Wacky Wednesday (edited)
OK, that was fun. I have to say that only the Democratic party could design an electoral system so . . . perplexing. HRC wins most of the larger states, but splits the delegates with BO. BO runs up a string of victories in primaries and caucuses in western states--Colorado, Idaho (?), North Dakota--and in the south. There sure are a lot of Democratic voters out there who don't want to vote for HRC, no?
Does HRC really think more debates is the answer (for her)?
On the Democratic side, my big problem now is that there isn't polling in the next round of states, is there? I mean, no one polls states post-Super Tuesday, do they?
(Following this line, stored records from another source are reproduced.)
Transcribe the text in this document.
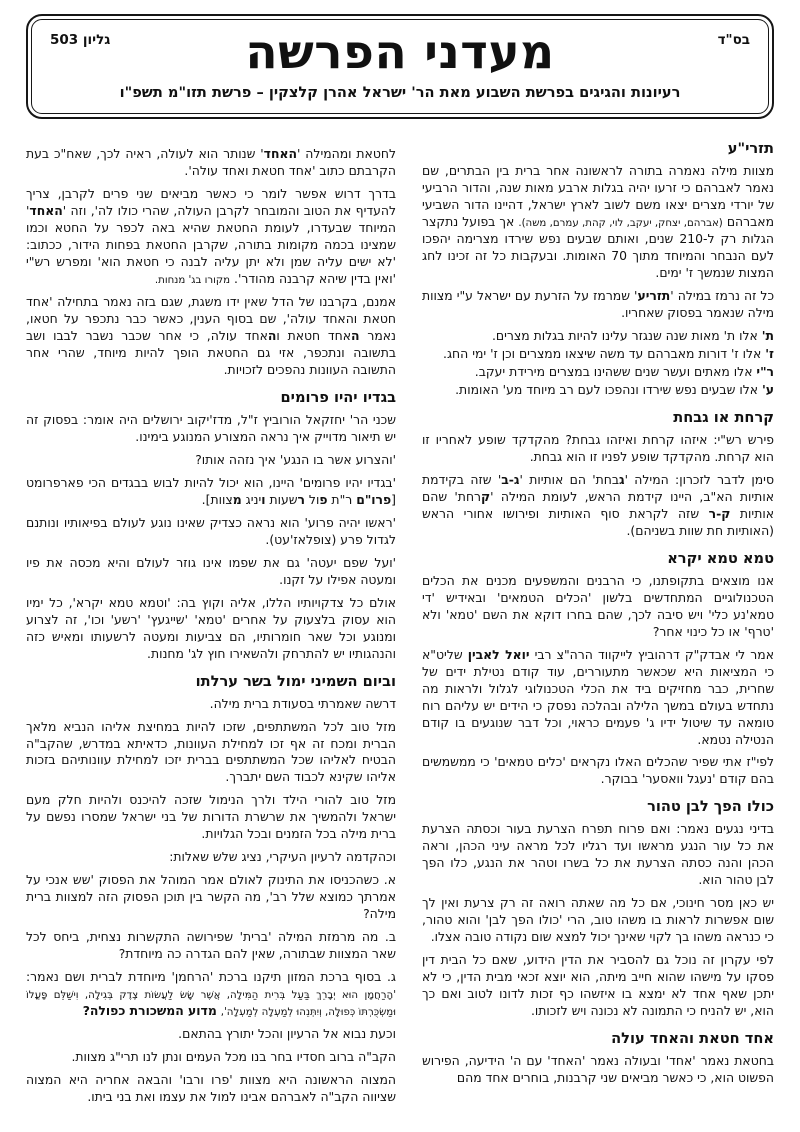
בס"ד
גליון 503	מעדני הפרשה
רעיונות והגיגים בפרשת השבוע מאת הר' ישראל אהרן קלצקין – פרשת תזו"מ תשפ"ו
תזרי"ע
מצוות מילה נאמרה בתורה לראשונה אחר ברית בין הבתרים, שם נאמר לאברהם כי זרעו יהיה בגלות ארבע מאות שנה, והדור הרביעי של יורדי מצרים יצאו משם לשוב לארץ ישראל, דהיינו הדור השביעי מאברהם (אברהם, יצחק, יעקב, לוי, קהת, עמרם, משה). אך בפועל נתקצר הגלות רק ל-210 שנים, ואותם שבעים נפש שירדו מצרימה יהפכו לעם הנבחר והמיוחד מתוך 70 האומות. ובעקבות כל זה זכינו לחג המצות שנמשך ז' ימים.
כל זה נרמז במילה 'תזריע' שמרמז על הזרעת עם ישראל ע"י מצוות מילה שנאמר בפסוק שאחריו.
ת' אלו ת' מאות שנה שנגזר עלינו להיות בגלות מצרים.
ז' אלו ז' דורות מאברהם עד משה שיצאו ממצרים וכן ז' ימי החג.
ר"י אלו מאתים ועשר שנים ששהינו במצרים מירידת יעקב.
ע' אלו שבעים נפש שירדו ונהפכו לעם רב מיוחד מע' האומות.
קרחת או גבחת
פירש רש"י: איזהו קרחת ואיזהו גבחת? מהקדקד שופע לאחריו זו הוא קרחת. מהקדקד שופע לפניו זו הוא גבחת.
סימן לדבר לזכרון: המילה 'גבחת' הם אותיות 'ג-ב' שזה בקידמת אותיות הא"ב, היינו קידמת הראש, לעומת המילה 'קרחת' שהם אותיות ק-ר שזה לקראת סוף האותיות ופירושו אחורי הראש (האותיות חת שוות בשניהם).
טמא טמא יקרא
אנו מוצאים בתקופתנו, כי הרבנים והמשפעים מכנים את הכלים הטכנולוגיים המתחדשים בלשון 'הכלים הטמאים' ובאידיש 'די טמא'נע כלי' ויש סיבה לכך, שהם בחרו דוקא את השם 'טמא' ולא 'טרף' או כל כינוי אחר?
אמר לי אבדק"ק דרהוביץ לייקווד הרה"צ רבי יואל לאבין שליט"א כי המציאות היא שכאשר מתעוררים, עוד קודם נטילת ידים של שחרית, כבר מחזיקים ביד את הכלי הטכנולוגי לגלול ולראות מה נתחדש בעולם במשך הלילה ובהלכה נפסק כי הידים יש עליהם רוח טומאה עד שיטול ידיו ג' פעמים כראוי, וכל דבר שנוגעים בו קודם הנטילה נטמא.
לפי"ז אתי שפיר שהכלים האלו נקראים 'כלים טמאים' כי ממשמשים בהם קודם 'נעגל וואסער' בבוקר.
כולו הפך לבן טהור
בדיני נגעים נאמר: ואם פרוח תפרח הצרעת בעור וכסתה הצרעת את כל עור הנגע מראשו ועד רגליו לכל מראה עיני הכהן, וראה הכהן והנה כסתה הצרעת את כל בשרו וטהר את הנגע, כלו הפך לבן טהור הוא.
יש כאן מסר חינוכי, אם כל מה שאתה רואה זה רק צרעת ואין לך שום אפשרות לראות בו משהו טוב, הרי 'כולו הפך לבן' והוא טהור, כי כנראה משהו בך לקוי שאינך יכול למצא שום נקודה טובה אצלו.
לפי עקרון זה נוכל גם להסביר את הדין הידוע, שאם כל הבית דין פסקו על מישהו שהוא חייב מיתה, הוא יוצא זכאי מבית הדין, כי לא יתכן שאף אחד לא ימצא בו איזשהו כף זכות לדונו לטוב ואם כך הוא, יש להניח כי התמונה לא נכונה ויש לזכותו.
אחד חטאת והאחד עולה
בחטאת נאמר 'אחד' ובעולה נאמר 'האחד' עם ה' הידיעה, הפירוש הפשוט הוא, כי כאשר מביאים שני קרבנות, בוחרים אחד מהם
לחטאת ומהמילה 'האחד' שנותר הוא לעולה, ראיה לכך, שאח"כ בעת הקרבתם כתוב 'אחד חטאת ואחד עולה'.
בדרך דרוש אפשר לומר כי כאשר מביאים שני פרים לקרבן, צריך להעדיף את הטוב והמובחר לקרבן העולה, שהרי כולו לה', וזה 'האחד' המיוחד שבעדרו, לעומת החטאת שהיא באה לכפר על החטא וכמו שמצינו בכמה מקומות בתורה, שקרבן החטאת בפחות הידור, ככתוב: 'לא ישים עליה שמן ולא יתן עליה לבנה כי חטאת הוא' ומפרש רש"י 'ואין בדין שיהא קרבנה מהודר'. מקורו בג' מנחות.
אמנם, בקרבנו של הדל שאין ידו משגת, שגם בזה נאמר בתחילה 'אחד חטאת והאחד עולה', שם בסוף הענין, כאשר כבר נתכפר על חטאו, נאמר האחד חטאת והאחד עולה, כי אחר שכבר נשבר לבבו ושב בתשובה ונתכפר, אזי גם החטאת הופך להיות מיוחד, שהרי אחר התשובה העוונות נהפכים לזכויות.
בגדיו יהיו פרומים
שכני הר' יחזקאל הורוביץ ז"ל, מדז'יקוב ירושלים היה אומר: בפסוק זה יש תיאור מדוייק איך נראה המצורע המנוגע בימינו.
'והצרוע אשר בו הנגע' איך נזהה אותו?
'בגדיו יהיו פרומים' היינו, הוא יכול להיות לבוש בבגדים הכי פארפרומט [פרו"ם ר"ת פול רשעות ויניג מצוות].
'ראשו יהיה פרוע' הוא נראה כצדיק שאינו נוגע לעולם בפיאותיו ונותנם לגדול פרע (צופלאז'עט).
'ועל שפם יעטה' גם את שפמו אינו גוזר לעולם והיא מכסה את פיו ומעטה אפילו על זקנו.
אולם כל צדקויותיו הללו, אליה וקוץ בה: 'וטמא טמא יקרא', כל ימיו הוא עסוק בלצעוק על אחרים 'טמא' 'שייגעץ' 'רשע' וכו', זה לצרוע ומנוגע וכל שאר חומרותיו, הם צביעות ומעטה לרשעותו ומאיש כזה והנהגותיו יש להתרחק ולהשאירו חוץ לג' מחנות.
וביום השמיני ימול בשר ערלתו
דרשה שאמרתי בסעודת ברית מילה.
מזל טוב לכל המשתתפים, שזכו להיות במחיצת אליהו הנביא מלאך הברית ומכח זה אף זכו למחילת העוונות, כדאיתא במדרש, שהקב"ה הבטיח לאליהו שכל המשתתפים בברית יזכו למחילת עוונותיהם בזכות אליהו שקינא לכבוד השם יתברך.
מזל טוב להורי הילד ולרך הנימול שזכה להיכנס ולהיות חלק מעם ישראל ולהמשיך את שרשרת הדורות של בני ישראל שמסרו נפשם על ברית מילה בכל הזמנים ובכל הגלויות.
וכהקדמה לרעיון העיקרי, נציג שלש שאלות:
א. כשהכניסו את התינוק לאולם אמר המוהל את הפסוק 'שש אנכי על אמרתך כמוצא שלל רב', מה הקשר בין תוכן הפסוק הזה למצוות ברית מילה?
ב. מה מרמזת המילה 'ברית' שפירושה התקשרות נצחית, ביחס לכל שאר המצוות שבתורה, שאין להם הגדרה כה מיוחדת?
ג. בסוף ברכת המזון תיקנו ברכת 'הרחמן' מיוחדת לברית ושם נאמר: 'הָרַחֲמָן הוּא יְבָרֵךְ בַּעַל בְּרִית הַמִּילָה, אֲשֶׁר שָׂשׂ לַעֲשׂוֹת צֶדֶק בְּגִילָה, וִישַׁלֵּם פָּעֳלוֹ וּמַשְׂכֻּרְתּוֹ כְּפוּלָה, וְיִתְּנֵהוּ לְמַעְלָה לְמַעְלָה', מדוע המשכורת כפולה?
וכעת נבוא אל הרעיון והכל יתורץ בהתאם.
הקב"ה ברוב חסדיו בחר בנו מכל העמים ונתן לנו תרי"ג מצוות.
המצוה הראשונה היא מצוות 'פרו ורבו' והבאה אחריה היא המצוה שציווה הקב"ה לאברהם אבינו למול את עצמו ואת בני ביתו.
If you're the BO campaign, which March 4 state is better--Ohio or Texas?
Will the nightmare vision going to come true?
On the GOP side, Limbaugh's nemesis continues toward the nomination. I've been hearing a lot of talk about how Huckabee takes just enough support from Romney to guarantee McCain's victory. There were some states where McCain won and where Romney + Huckabee > McCain. But it looks like they were mostly Border states--Oklahoma, Missouri, Delaware. Does Romney win those if not for Huckabee? The one exception is California, where Romney + Huckabee > McCain by three percentage points. But again, does Romney get all of Huck's votes if he's not there? I'm not seeing Huckabee as Romney spoiler in the results from last night. (This paragraph was edited.)
The talk now is that Romney drops out. If that happens, the GOP field would be the conservative chattering class's two least favorite candidates (apologies to Ron Paul). That's a weird result.
1 Comments:
I've never been happier to have been wrong about anything! Last night Obama did a lot better than I was expecting. Considering that he was down in almost every polled state less than a week ago, he closed magnificently.
Among the swing states, he didn't lose Missouri. And his margins everwhere were so formidable that he effectively prevented HRC from declaring victory. He even got 40% in NY.
So as far as pledged delegates go, we might as well have never held the first primary. They're still TIED: 632 pledged delegates for HRC, 626 for Obama.
Number Three's nightmare vision is quickly materializing. It looks more likely than not now that this race is going to be decided by the super delegates and, probably, a dispute over Florida and Michigan.